The reforms introduced into the United Kingdom National Health Service (NHS) in 1991–92 were the most radical changes to its funding and organisation since its inception in 1948. Separation of purchaser and provider functions and creation of the "internal market" replaced the old structures in which Health Authorities were responsible for planning, managing budgets and providing hospital and community health services. Health Authorities and fundholding practices became purchasers or "commissioners" of services, while providers of hospital and community services became NHS Trusts contracting to provide the services. Perhaps the most innovative element of the reforms was the general practitioner fundholding scheme, in which volunteer practices were responsible for managing their own prescribing budgets and purchasing a limited range of community health services and elective hospital procedures on behalf of their patients. Fundholders were able to make savings from their budgets, and invest these savings in additional services or improving facilities in their practices.

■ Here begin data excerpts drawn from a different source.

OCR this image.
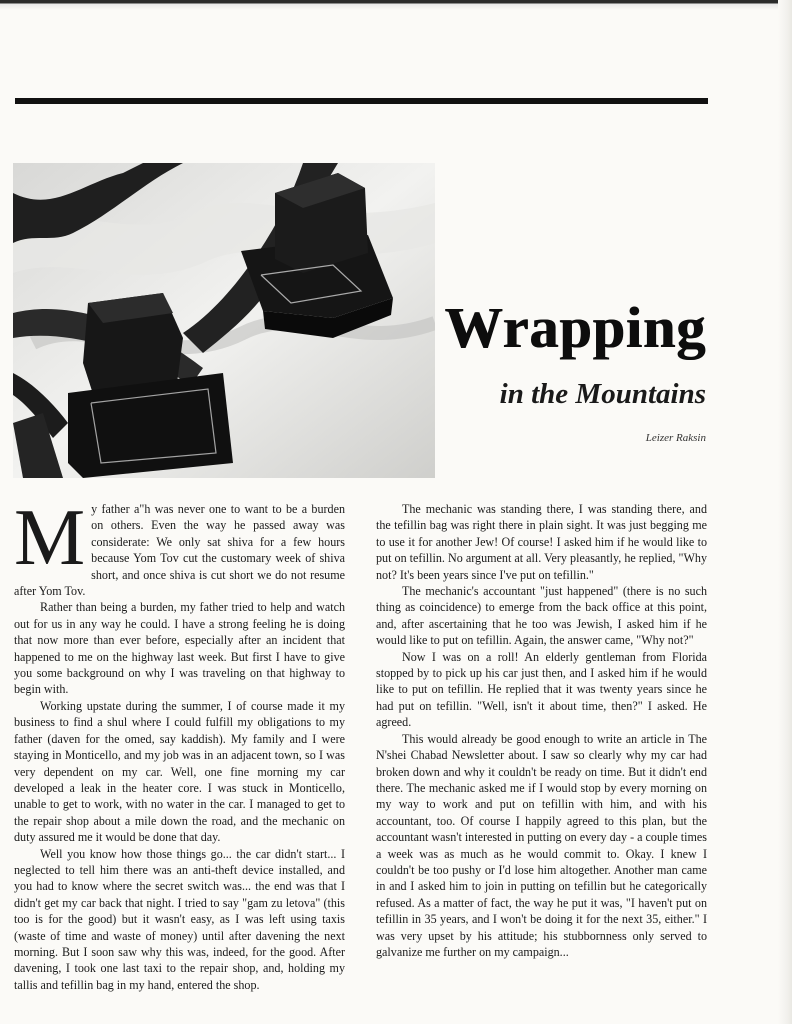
Wrapping
in the Mountains

Leizer Raksin

M y father a"h was never one to want to be a burden on others. Even the way he passed away was considerate: We only sat shiva for a few hours because Yom Tov cut the customary week of shiva short, and once shiva is cut short we do not resume after Yom Tov.

Rather than being a burden, my father tried to help and watch out for us in any way he could. I have a strong feeling he is doing that now more than ever before, especially after an incident that happened to me on the highway last week. But first I have to give you some background on why I was traveling on that highway to begin with.

Working upstate during the summer, I of course made it my business to find a shul where I could fulfill my obligations to my father (daven for the omed, say kaddish). My family and I were staying in Monticello, and my job was in an adjacent town, so I was very dependent on my car. Well, one fine morning my car developed a leak in the heater core. I was stuck in Monticello, unable to get to work, with no water in the car. I managed to get to the repair shop about a mile down the road, and the mechanic on duty assured me it would be done that day.

Well you know how those things go... the car didn't start... I neglected to tell him there was an anti-theft device installed, and you had to know where the secret switch was... the end was that I didn't get my car back that night. I tried to say "gam zu letova" (this too is for the good) but it wasn't easy, as I was left using taxis (waste of time and waste of money) until after davening the next morning. But I soon saw why this was, indeed, for the good. After davening, I took one last taxi to the repair shop, and, holding my tallis and tefillin bag in my hand, entered the shop.

The mechanic was standing there, I was standing there, and the tefillin bag was right there in plain sight. It was just begging me to use it for another Jew! Of course! I asked him if he would like to put on tefillin. No argument at all. Very pleasantly, he replied, "Why not? It's been years since I've put on tefillin."

The mechanic's accountant "just happened" (there is no such thing as coincidence) to emerge from the back office at this point, and, after ascertaining that he too was Jewish, I asked him if he would like to put on tefillin. Again, the answer came, "Why not?"

Now I was on a roll! An elderly gentleman from Florida stopped by to pick up his car just then, and I asked him if he would like to put on tefillin. He replied that it was twenty years since he had put on tefillin. "Well, isn't it about time, then?" I asked. He agreed.

This would already be good enough to write an article in The N'shei Chabad Newsletter about. I saw so clearly why my car had broken down and why it couldn't be ready on time. But it didn't end there. The mechanic asked me if I would stop by every morning on my way to work and put on tefillin with him, and with his accountant, too. Of course I happily agreed to this plan, but the accountant wasn't interested in putting on every day - a couple times a week was as much as he would commit to. Okay. I knew I couldn't be too pushy or I'd lose him altogether. Another man came in and I asked him to join in putting on tefillin but he categorically refused. As a matter of fact, the way he put it was, "I haven't put on tefillin in 35 years, and I won't be doing it for the next 35, either." I was very upset by his attitude; his stubbornness only served to galvanize me further on my campaign...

The decade since the introduction of the internal market has seen continuing evolution of the reforms, culminating in the changes introduced by the "New Labour" government during its first term (1997–2001). New Labour was elected with a commitment to abolish the GP fundholding scheme. Nevertheless, Labour's White Paper, "The New NHS" (Secretary of State for Health, 2000), retained the separation of purchaser and provider and the commitment to devolving budgets to primary care.
The pace of change over the past decade has been breathtaking. No sooner had we begun to implement one set of reforms than another followed. Comprehensive and systematic evaluation has been difficult; nevertheless, we have learned a great deal through research and our experiences.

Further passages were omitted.